School-linked mental health services

Seeking a Free Comprehensive Special Education Evaluation for Services at School

There are federal and state laws that require certain services in school for children who have disabilities. The Individuals with Disabilities Education Act of 2004 (IDEA) is the federal law that addresses early intervention services for young children, as well as for school-age children who have disabilities. If your child needs more supports or services to help them be a successful learner, consider requesting an evaluation for special education from your school administrator.

The process of evaluation starts with Child Find, a process that requires schools to identify, locate, and evaluate students with disabilities who may need special education services and supports. An evaluation for special education is not the same as a diagnostic evaluation. A comprehensive special education evaluation determines if the student is in need of special education services (specially designed instruction and related services, and any necessary accommodations) due to their disability.
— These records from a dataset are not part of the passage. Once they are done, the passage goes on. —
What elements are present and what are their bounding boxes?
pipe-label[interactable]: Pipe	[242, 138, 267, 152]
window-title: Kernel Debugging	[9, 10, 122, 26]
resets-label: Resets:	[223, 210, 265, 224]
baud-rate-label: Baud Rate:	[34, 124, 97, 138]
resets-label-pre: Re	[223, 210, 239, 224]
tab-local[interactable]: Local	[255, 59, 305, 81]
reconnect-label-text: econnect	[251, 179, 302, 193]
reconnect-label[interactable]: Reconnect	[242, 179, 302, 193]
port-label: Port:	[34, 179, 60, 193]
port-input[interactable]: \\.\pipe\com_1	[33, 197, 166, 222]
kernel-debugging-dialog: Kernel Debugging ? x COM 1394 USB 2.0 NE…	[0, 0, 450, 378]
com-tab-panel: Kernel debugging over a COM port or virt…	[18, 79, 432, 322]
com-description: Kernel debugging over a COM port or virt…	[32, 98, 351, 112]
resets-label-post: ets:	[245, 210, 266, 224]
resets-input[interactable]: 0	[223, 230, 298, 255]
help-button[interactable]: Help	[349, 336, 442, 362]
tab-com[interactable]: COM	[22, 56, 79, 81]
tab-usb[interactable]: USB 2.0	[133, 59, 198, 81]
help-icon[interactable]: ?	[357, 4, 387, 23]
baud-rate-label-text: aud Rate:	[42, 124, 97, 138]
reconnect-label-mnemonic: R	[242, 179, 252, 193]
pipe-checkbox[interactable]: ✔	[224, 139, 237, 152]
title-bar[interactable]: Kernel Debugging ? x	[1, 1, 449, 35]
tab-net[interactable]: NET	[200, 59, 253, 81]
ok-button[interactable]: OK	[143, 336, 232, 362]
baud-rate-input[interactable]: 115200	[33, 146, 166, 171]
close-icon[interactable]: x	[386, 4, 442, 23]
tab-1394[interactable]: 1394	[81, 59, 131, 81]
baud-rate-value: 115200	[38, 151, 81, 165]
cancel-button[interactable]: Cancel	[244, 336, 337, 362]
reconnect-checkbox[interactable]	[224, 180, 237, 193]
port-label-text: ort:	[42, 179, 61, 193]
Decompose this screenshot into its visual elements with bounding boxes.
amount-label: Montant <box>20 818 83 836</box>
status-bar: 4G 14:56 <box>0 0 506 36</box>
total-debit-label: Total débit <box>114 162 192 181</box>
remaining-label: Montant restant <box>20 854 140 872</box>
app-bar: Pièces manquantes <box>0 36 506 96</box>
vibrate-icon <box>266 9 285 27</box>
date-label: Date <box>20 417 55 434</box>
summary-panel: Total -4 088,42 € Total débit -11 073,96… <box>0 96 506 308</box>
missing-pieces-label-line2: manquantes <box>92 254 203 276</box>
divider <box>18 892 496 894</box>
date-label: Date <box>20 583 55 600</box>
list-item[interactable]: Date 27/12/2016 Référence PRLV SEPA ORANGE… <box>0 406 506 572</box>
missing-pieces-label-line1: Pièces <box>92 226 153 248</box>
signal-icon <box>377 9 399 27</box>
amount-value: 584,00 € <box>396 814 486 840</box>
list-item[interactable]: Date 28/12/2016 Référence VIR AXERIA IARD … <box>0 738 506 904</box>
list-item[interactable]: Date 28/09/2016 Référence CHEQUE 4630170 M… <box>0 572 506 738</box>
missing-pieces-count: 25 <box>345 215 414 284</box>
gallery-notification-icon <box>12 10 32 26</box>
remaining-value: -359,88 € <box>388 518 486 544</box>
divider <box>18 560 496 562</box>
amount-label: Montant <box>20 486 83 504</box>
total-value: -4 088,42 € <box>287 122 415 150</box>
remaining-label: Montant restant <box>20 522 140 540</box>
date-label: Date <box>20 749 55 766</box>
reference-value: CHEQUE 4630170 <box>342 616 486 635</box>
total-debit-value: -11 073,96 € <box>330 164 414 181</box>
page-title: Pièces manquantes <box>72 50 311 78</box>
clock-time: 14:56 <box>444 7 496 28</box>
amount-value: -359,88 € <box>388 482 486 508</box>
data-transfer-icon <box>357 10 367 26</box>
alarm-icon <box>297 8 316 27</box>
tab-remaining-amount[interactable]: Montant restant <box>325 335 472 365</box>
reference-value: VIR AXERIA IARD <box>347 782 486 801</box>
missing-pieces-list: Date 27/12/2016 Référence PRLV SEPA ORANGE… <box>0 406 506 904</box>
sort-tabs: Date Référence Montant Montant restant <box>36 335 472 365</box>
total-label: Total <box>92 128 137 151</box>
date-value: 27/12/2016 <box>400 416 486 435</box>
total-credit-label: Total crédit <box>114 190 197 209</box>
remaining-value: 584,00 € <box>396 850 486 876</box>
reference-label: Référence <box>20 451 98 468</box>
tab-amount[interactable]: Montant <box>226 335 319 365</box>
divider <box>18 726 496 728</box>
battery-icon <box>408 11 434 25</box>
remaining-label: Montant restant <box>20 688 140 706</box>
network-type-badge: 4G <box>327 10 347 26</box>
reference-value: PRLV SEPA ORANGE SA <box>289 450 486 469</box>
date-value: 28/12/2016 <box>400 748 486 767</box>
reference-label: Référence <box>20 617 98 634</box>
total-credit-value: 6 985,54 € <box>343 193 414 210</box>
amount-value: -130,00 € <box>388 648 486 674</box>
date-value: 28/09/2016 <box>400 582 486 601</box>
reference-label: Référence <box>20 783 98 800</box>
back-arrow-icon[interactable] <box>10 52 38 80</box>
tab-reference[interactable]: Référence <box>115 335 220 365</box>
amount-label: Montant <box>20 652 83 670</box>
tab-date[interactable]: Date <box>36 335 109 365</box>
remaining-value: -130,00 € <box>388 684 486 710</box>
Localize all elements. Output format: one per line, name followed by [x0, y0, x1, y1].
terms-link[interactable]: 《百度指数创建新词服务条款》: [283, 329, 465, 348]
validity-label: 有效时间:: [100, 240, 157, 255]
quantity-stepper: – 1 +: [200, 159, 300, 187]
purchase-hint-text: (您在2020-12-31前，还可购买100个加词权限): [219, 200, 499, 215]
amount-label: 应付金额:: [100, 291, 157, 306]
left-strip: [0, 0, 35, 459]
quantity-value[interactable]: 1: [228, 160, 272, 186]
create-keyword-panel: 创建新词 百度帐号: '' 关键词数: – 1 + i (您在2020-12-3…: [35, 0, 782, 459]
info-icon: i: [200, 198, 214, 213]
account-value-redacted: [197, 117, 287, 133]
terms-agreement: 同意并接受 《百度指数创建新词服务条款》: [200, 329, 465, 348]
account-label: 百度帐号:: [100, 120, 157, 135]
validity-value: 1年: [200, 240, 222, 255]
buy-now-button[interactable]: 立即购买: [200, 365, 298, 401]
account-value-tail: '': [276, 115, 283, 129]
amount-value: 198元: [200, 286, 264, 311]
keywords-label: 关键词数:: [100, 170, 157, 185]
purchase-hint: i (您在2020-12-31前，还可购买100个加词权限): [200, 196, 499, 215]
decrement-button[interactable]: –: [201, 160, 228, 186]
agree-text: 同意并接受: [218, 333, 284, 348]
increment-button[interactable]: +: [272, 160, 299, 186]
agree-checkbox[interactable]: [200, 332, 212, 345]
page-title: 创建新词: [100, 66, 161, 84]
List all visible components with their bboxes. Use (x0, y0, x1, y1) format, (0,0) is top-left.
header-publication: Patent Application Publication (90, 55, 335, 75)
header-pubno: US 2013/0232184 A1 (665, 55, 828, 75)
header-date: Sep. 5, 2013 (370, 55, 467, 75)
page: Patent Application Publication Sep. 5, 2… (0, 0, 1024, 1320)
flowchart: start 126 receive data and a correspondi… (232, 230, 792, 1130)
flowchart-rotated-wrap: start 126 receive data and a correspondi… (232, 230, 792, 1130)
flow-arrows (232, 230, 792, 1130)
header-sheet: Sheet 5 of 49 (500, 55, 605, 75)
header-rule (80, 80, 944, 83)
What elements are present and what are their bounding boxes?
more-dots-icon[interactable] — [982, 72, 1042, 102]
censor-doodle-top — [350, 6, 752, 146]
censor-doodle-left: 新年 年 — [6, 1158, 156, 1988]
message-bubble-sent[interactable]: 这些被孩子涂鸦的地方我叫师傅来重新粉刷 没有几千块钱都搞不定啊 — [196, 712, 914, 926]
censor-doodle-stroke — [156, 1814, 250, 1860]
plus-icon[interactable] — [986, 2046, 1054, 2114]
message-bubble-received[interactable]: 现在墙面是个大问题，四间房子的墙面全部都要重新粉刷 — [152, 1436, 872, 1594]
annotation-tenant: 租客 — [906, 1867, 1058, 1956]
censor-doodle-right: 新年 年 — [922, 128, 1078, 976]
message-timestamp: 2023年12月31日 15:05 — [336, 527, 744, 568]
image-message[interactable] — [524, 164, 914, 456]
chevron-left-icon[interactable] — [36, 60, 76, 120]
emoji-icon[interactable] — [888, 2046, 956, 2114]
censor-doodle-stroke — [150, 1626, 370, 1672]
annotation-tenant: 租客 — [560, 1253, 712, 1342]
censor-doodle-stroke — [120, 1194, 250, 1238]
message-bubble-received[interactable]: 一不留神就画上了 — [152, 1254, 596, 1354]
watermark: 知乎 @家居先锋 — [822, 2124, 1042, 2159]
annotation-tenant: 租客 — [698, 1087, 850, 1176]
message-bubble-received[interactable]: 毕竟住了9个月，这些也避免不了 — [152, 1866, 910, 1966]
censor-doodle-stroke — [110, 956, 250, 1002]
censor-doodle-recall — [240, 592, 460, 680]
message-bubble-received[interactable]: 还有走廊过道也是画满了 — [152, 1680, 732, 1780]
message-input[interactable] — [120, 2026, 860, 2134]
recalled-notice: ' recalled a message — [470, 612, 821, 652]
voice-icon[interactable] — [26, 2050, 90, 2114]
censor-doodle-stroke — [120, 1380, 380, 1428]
If the child is determined to meet the criteria as a child with a disability under IDEA, the school will put together a team, which includes the parent, to develop and write an Individualized Education Plan (IEP). This is a legal agreement between the school district and the child and their parent(s) for the provision of special education services.

If the child is not determined to meet the criteria as a child with a disability under IDEA, parents may want to consider a 504 Plan. Section 504 of the Rehabilitation Act of 1973 is a federal civil rights law that says it is not legal to discriminate against people with disabilities in any program receiving federal funds.

In school, Section 504 can help children and youth who have a mental health or emotional disorder but are not eligible for special education. Schools must first determine whether the child’s impairment substantially limits their ability to learn, and then provide accommodations for that child. Accommodations can include such things as giving extra time to complete work, using headphones or going to a quiet place to help screen out noise.  Section 504 helps children to succeed in the activities that are available to all students.